Kallan Kebab Recipe

By | Published | Mutton and Lamb | No Comment

Lamb – 250 gms, minced
Lamb Kidney – 125 gms, finely chopped
Lamb Liver – 125 gms, finely chopped
Salt – 1/2 tsp
Red Chilli Powder – 2 tsp
Garam Masala – 1 tsp
Fenugreek Powder – a pinch
Ginger Garlic Paste – 2 tsp
Green Coriander – 1 tbsp, chopped
Green Chillies – 1 tsp, chopped
Chicken – 500 gms, minced
Salt – 1/2 tsp
White Pepper Powder – 1/2 tsp
Garam Masala – a pinch
Fenugreek Powder – a pinch
Ginger Garlic Paste – 1/2 tsp
Green Coriander – 1 tbsp, chopped
Butter for basting

1. Mix the lamb mince, kidney, liver, salt, red chilli powder, garam masala, fenugreek powder, ginger garlic paste, green coriander and green chillies together. Keep aside.

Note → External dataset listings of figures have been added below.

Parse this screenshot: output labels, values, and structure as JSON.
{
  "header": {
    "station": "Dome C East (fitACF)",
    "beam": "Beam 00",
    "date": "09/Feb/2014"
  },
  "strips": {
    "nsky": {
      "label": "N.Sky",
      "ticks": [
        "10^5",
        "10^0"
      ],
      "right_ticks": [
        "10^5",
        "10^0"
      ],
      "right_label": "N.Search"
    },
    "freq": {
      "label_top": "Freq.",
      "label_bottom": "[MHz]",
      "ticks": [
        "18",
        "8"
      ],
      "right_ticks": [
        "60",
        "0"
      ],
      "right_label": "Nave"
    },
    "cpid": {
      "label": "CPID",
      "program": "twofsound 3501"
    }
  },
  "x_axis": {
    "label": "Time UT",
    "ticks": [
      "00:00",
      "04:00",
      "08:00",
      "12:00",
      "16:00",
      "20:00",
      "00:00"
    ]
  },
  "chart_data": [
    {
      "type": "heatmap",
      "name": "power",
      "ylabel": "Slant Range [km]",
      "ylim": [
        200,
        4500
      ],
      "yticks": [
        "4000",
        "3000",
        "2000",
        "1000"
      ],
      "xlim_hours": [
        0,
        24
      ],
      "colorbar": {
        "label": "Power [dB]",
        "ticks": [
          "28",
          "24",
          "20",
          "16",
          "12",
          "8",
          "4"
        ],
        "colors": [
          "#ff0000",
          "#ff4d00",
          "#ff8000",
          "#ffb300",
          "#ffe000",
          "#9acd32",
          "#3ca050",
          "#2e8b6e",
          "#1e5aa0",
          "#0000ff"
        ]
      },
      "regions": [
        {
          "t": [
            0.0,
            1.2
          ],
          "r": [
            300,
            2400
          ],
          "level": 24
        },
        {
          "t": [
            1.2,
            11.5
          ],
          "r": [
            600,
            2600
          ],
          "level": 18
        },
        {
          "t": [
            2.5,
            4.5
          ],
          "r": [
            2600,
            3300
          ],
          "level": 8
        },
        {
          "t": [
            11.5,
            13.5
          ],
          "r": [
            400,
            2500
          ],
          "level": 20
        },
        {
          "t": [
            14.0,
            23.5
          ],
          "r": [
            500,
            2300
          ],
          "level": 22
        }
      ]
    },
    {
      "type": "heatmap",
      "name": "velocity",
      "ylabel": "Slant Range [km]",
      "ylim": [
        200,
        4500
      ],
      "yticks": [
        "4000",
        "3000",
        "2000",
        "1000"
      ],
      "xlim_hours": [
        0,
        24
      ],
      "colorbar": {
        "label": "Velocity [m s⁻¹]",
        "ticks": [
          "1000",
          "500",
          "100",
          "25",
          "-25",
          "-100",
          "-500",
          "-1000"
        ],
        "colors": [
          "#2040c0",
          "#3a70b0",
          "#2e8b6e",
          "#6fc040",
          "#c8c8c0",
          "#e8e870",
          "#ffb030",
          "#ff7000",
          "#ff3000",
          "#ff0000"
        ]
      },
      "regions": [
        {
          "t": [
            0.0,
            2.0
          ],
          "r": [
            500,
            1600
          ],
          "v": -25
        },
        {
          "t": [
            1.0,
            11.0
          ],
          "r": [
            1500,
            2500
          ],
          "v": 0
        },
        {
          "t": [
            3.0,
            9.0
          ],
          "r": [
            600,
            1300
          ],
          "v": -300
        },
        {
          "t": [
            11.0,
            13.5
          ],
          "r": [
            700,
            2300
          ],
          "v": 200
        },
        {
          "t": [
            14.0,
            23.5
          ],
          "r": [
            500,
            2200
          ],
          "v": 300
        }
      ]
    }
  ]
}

2. Skewer the lamb mince mixture and roast in a charcoal grill for 8-10 minutes.
3. Remove from charcoal grill, place skewer upright to allow excess moisture to drip off.

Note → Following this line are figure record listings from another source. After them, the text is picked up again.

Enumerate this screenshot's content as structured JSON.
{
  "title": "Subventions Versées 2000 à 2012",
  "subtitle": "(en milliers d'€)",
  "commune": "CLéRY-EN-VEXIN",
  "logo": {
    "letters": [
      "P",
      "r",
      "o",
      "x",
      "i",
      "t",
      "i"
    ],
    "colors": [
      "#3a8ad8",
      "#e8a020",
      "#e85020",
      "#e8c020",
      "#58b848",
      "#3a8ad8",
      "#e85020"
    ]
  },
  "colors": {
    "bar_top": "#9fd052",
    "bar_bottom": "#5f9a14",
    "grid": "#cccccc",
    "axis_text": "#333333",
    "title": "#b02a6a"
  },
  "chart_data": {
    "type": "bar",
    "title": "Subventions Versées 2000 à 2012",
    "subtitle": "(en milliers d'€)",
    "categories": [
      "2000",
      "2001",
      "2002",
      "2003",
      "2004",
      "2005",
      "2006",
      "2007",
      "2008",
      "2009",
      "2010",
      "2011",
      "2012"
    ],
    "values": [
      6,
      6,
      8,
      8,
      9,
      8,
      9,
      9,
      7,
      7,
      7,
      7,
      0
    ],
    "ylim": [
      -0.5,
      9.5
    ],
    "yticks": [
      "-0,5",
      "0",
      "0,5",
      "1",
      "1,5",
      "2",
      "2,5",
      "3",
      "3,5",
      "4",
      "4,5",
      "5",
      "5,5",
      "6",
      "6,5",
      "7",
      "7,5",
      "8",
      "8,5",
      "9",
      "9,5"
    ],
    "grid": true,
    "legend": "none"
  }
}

4. Keep aside for 3-5 minutes.
5. Meanwhile, mix chicken mince with the remaining ingredients (except butter).
6. Apply a coating of the chicken mince mixture evenly over the lamb kebabs and roast again for 5-6 minutes.
7. Baste with butter and remove the kebabs from skewers in 4 equal portions.
8. Serve immediately, accompanied by a green salad and mint chutney.